I am trying to use a data set (KDD-cup-99) which has thousands of samples and around 41 features for one of my Machine Learning project. This is essentially packet captures of a particular network collected using TCP DUMP.
I used scikit-learn train_test_split function as below
X_train, X_test, y_train, y_test = train_test_split(X, y, test_size=0.3,
random_state=42)
After the split each of the above has the below shape.
X_train : (444618, 41)
y_train : (444618,)
X_test : (49403, 41)
y_test : (49403,)
Out of 41 features, 3 features are of string type. People who worked with this data can understand these. These three are: protocol_type, service, and flag.
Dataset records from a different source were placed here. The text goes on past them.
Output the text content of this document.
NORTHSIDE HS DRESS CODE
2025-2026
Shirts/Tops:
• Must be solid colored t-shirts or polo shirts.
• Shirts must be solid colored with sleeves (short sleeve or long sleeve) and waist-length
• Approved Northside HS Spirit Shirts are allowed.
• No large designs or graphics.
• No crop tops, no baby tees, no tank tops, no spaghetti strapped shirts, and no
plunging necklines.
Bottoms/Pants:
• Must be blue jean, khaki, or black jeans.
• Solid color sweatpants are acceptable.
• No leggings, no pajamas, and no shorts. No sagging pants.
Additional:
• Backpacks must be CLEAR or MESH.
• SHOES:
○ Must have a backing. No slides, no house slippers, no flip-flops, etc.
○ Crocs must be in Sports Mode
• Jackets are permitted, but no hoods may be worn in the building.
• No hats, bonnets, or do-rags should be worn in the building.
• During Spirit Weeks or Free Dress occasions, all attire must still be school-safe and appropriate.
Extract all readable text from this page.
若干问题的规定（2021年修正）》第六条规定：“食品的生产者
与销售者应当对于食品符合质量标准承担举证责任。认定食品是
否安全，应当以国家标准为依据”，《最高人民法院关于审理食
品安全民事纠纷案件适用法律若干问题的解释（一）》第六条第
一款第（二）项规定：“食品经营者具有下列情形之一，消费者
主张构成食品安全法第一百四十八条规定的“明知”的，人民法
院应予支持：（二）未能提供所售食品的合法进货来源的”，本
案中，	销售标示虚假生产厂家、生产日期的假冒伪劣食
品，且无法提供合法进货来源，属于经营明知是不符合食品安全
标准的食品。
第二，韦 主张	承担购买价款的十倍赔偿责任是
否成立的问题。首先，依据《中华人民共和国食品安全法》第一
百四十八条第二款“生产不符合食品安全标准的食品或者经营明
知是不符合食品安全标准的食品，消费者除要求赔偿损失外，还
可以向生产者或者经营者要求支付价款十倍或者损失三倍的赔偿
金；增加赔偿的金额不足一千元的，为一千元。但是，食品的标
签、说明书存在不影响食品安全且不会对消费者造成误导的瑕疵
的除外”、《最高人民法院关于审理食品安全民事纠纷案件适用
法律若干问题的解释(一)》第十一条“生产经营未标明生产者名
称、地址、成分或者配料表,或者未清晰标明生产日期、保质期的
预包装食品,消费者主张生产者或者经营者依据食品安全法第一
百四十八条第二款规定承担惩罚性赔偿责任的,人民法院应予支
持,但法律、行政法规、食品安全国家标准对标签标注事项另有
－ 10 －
I separated these three feature arrays from both train and test samples, did label encoding and 1hot encoding separately on both train and test samples. Now the size of the arrays of these three features are as below:
X_train_obj1: (444618, 3)
X_train_obj2: (444618, 65)
X_train_obj3: (444618, 11)
X_test_obj1: (49403, 3)
X_test_obj2: (49403, 64)
X_test_obj3: (49403, 11)
This is where I have the issue. For some reason, the train_obj2 has 65 features/columns where as test_obj2 array has 64 features/columns. This is causing issue in applying any fit/predict methods of standard algorithms like KNeighborClassifier, SVM etc later when merge these all back with respective train and test sets and start using them. The API fails with error indicating inconsistencies in size..
Corresponding code:
label_encoder = LabelEncoder()
train_proto_label_encoded =
label_encoder.fit_transform(X_train_obj['protocol_type'])
train_srv_label_encoded =
label_encoder.fit_transform(X_train_obj['service'])
train_flag_label_encoded =
label_encoder.fit_transform(X_train_obj['flag'])
test_proto_label_encoded =
label_encoder.fit_transform(X_test_obj['protocol_type'])
test_srv_label_encoded =
label_encoder.fit_transform(X_test_obj['service'])
test_flag_label_encoded =
label_encoder.fit_transform(X_test_obj['flag'])
hot_encoder = OneHotEncoder()
train_proto_1hot_encoded =
hot_encoder.fit_transform(train_proto_label_encoded.reshape(-1, 1))
train_srv_1hot_encoded =
hot_encoder.fit_transform(train_srv_label_encoded.reshape(-1, 1))
train_flag_1hot_encoded =
hot_encoder.fit_transform(train_flag_label_encoded.reshape(-1, 1))
test_proto_1hot_encoded =
hot_encoder.fit_transform(test_proto_label_encoded.reshape(-1, 1))
test_srv_1hot_encoded =
hot_encoder.fit_transform(test_srv_label_encoded.reshape(-1, 1))
test_flag_1hot_encoded =
hot_encoder.fit_transform(test_flag_label_encoded.reshape(-1, 1))
I did some debugging with print statements and essentially train set is getting samples with all 65 different types of services where as test set is getting samples only with 64 different types of services.
Can you help me in understanding and fixing this ?
1) Is this behavior expected when we do label encoding and 1_hot_encoding using scikit-learn APIs?
2) How to fix and make sure both train and test data sets will have all the services types or string types in this case ?
I can add the full code to the question if required.